CUDAmemcpy takes too long

Hy,

I have a program in CUDA and it’s seems to long to run.

My program:

I have rfData_h as an input

cudaMalloc((void **) &rfData_d, size_nmpts_nmlne);

//Copy
cudaMemcpy(rfData_d, rfData_h, size_nmpts_nmlne, cudaMemcpyHostToDevice);

My kernels invocation

//Retrieve
cudaMemcpy(rfData_h, rfDataMODE_d, size_nmpts_nmlne, cudaMemcpyDeviceToHost);

My kernel is quick so no problem at all ( <300 us )
But the memory transfer takes too long (>100ms)
Can I use the shared memory instead of the local memory so that it’ll be faster?

I need to have the copy → kernel → retrieve <1ms.

Shared memory cant be used outside your kernel function.

How do you know your kernel takes less than 300us??
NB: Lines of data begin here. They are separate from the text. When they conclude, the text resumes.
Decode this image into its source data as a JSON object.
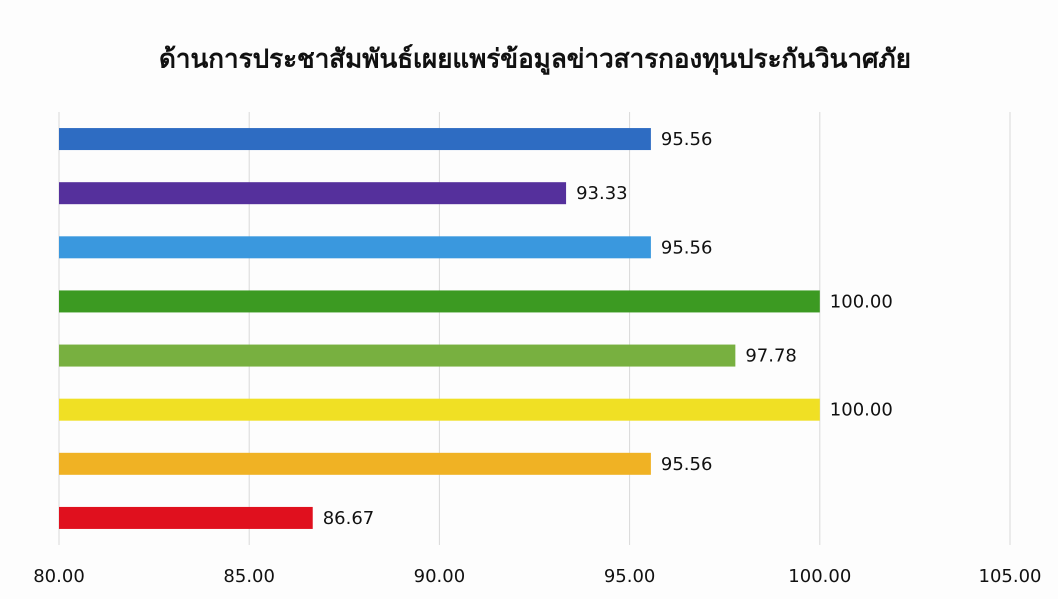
{
  "chart_data": {
    "type": "bar",
    "orientation": "horizontal",
    "title": "ด้านการประชาสัมพันธ์เผยแพร่ข้อมูลข่าวสารกองทุนประกันวินาศภัย",
    "categories": [
      null,
      null,
      null,
      null,
      null,
      null,
      null,
      null
    ],
    "values": [
      95.56,
      93.33,
      95.56,
      100,
      97.78,
      100,
      95.56,
      86.67
    ],
    "value_labels": [
      "95.56",
      "93.33",
      "95.56",
      "100.00",
      "97.78",
      "100.00",
      "95.56",
      "86.67"
    ],
    "colors": [
      "#2e6cc2",
      "#55309c",
      "#3a98de",
      "#3c9a22",
      "#78b040",
      "#f0e024",
      "#f0b224",
      "#e0101e"
    ],
    "xlim": [
      80,
      105
    ],
    "xticks": [
      {
        "value": 80,
        "label": "80.00"
      },
      {
        "value": 85,
        "label": "85.00"
      },
      {
        "value": 90,
        "label": "90.00"
      },
      {
        "value": 95,
        "label": "95.00"
      },
      {
        "value": 100,
        "label": "100.00"
      },
      {
        "value": 105,
        "label": "105.00"
      }
    ],
    "grid": true
  }
}
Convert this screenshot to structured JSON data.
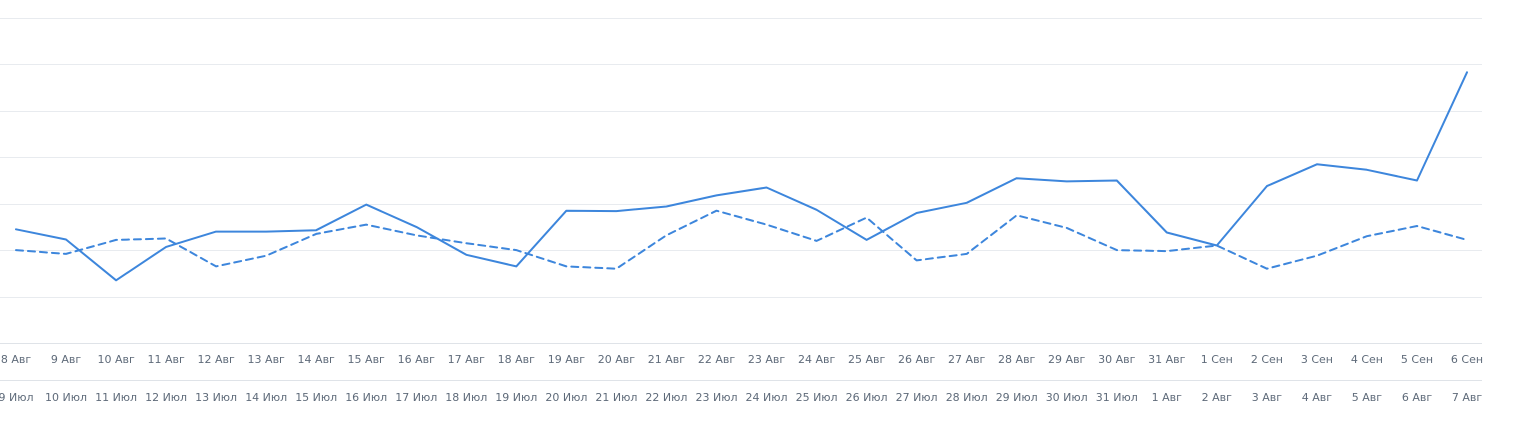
{
  "chart_data": {
    "type": "line",
    "x_primary": [
      "8 Авг",
      "9 Авг",
      "10 Авг",
      "11 Авг",
      "12 Авг",
      "13 Авг",
      "14 Авг",
      "15 Авг",
      "16 Авг",
      "17 Авг",
      "18 Авг",
      "19 Авг",
      "20 Авг",
      "21 Авг",
      "22 Авг",
      "23 Авг",
      "24 Авг",
      "25 Авг",
      "26 Авг",
      "27 Авг",
      "28 Авг",
      "29 Авг",
      "30 Авг",
      "31 Авг",
      "1 Сен",
      "2 Сен",
      "3 Сен",
      "4 Сен",
      "5 Сен",
      "6 Сен"
    ],
    "x_secondary": [
      "9 Июл",
      "10 Июл",
      "11 Июл",
      "12 Июл",
      "13 Июл",
      "14 Июл",
      "15 Июл",
      "16 Июл",
      "17 Июл",
      "18 Июл",
      "19 Июл",
      "20 Июл",
      "21 Июл",
      "22 Июл",
      "23 Июл",
      "24 Июл",
      "25 Июл",
      "26 Июл",
      "27 Июл",
      "28 Июл",
      "29 Июл",
      "30 Июл",
      "31 Июл",
      "1 Авг",
      "2 Авг",
      "3 Авг",
      "4 Авг",
      "5 Авг",
      "6 Авг",
      "7 Авг"
    ],
    "series": [
      {
        "style": "solid",
        "color": "#3d86dc",
        "values": [
          2.45,
          2.23,
          1.35,
          2.07,
          2.4,
          2.4,
          2.43,
          2.98,
          2.5,
          1.9,
          1.65,
          2.85,
          2.84,
          2.94,
          3.18,
          3.35,
          2.87,
          2.22,
          2.8,
          3.02,
          3.55,
          3.48,
          3.5,
          2.38,
          2.1,
          3.38,
          3.85,
          3.73,
          3.5,
          5.83
        ]
      },
      {
        "style": "dashed",
        "color": "#3d86dc",
        "values": [
          2.0,
          1.92,
          2.22,
          2.25,
          1.65,
          1.88,
          2.35,
          2.55,
          2.32,
          2.15,
          2.0,
          1.65,
          1.6,
          2.32,
          2.85,
          2.55,
          2.2,
          2.7,
          1.78,
          1.92,
          2.75,
          2.48,
          2.0,
          1.98,
          2.1,
          1.6,
          1.88,
          2.3,
          2.52,
          2.22
        ]
      }
    ],
    "ylim": [
      0,
      7
    ],
    "grid": true,
    "legend": "none"
  }
}
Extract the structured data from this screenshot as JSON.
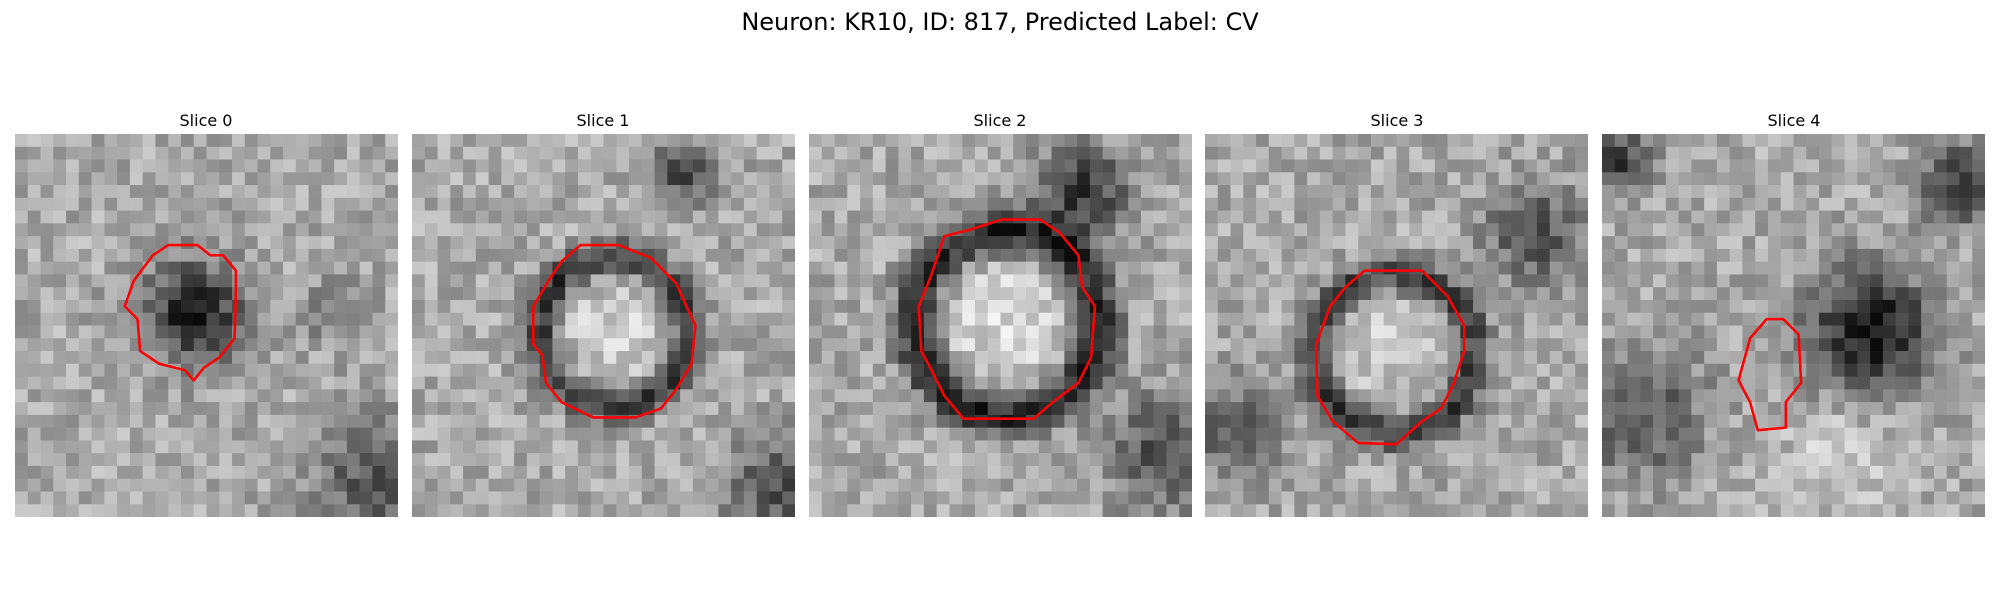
{
  "title": "Neuron: KR10, ID: 817, Predicted Label: CV",
  "panels": [
    {
      "title": "Slice 0"
    },
    {
      "title": "Slice 1"
    },
    {
      "title": "Slice 2"
    },
    {
      "title": "Slice 3"
    },
    {
      "title": "Slice 4"
    }
  ]
}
What you probably see is that the kernel invocation is async and therefore you only measure the launch time of the kernel.

The memcpy than implictly calls cudaThreadSynchronize and therefore you think your copy takes so much time.

Make sure you time the code correcly by putting a sync after the kernel and then measuring the time, also check for errors returned

from the kernel.

You can probably find more info about this in the programming guide or the best practice manual released lately by nVidia.

eyal

Ok thanks now I see what’s going on!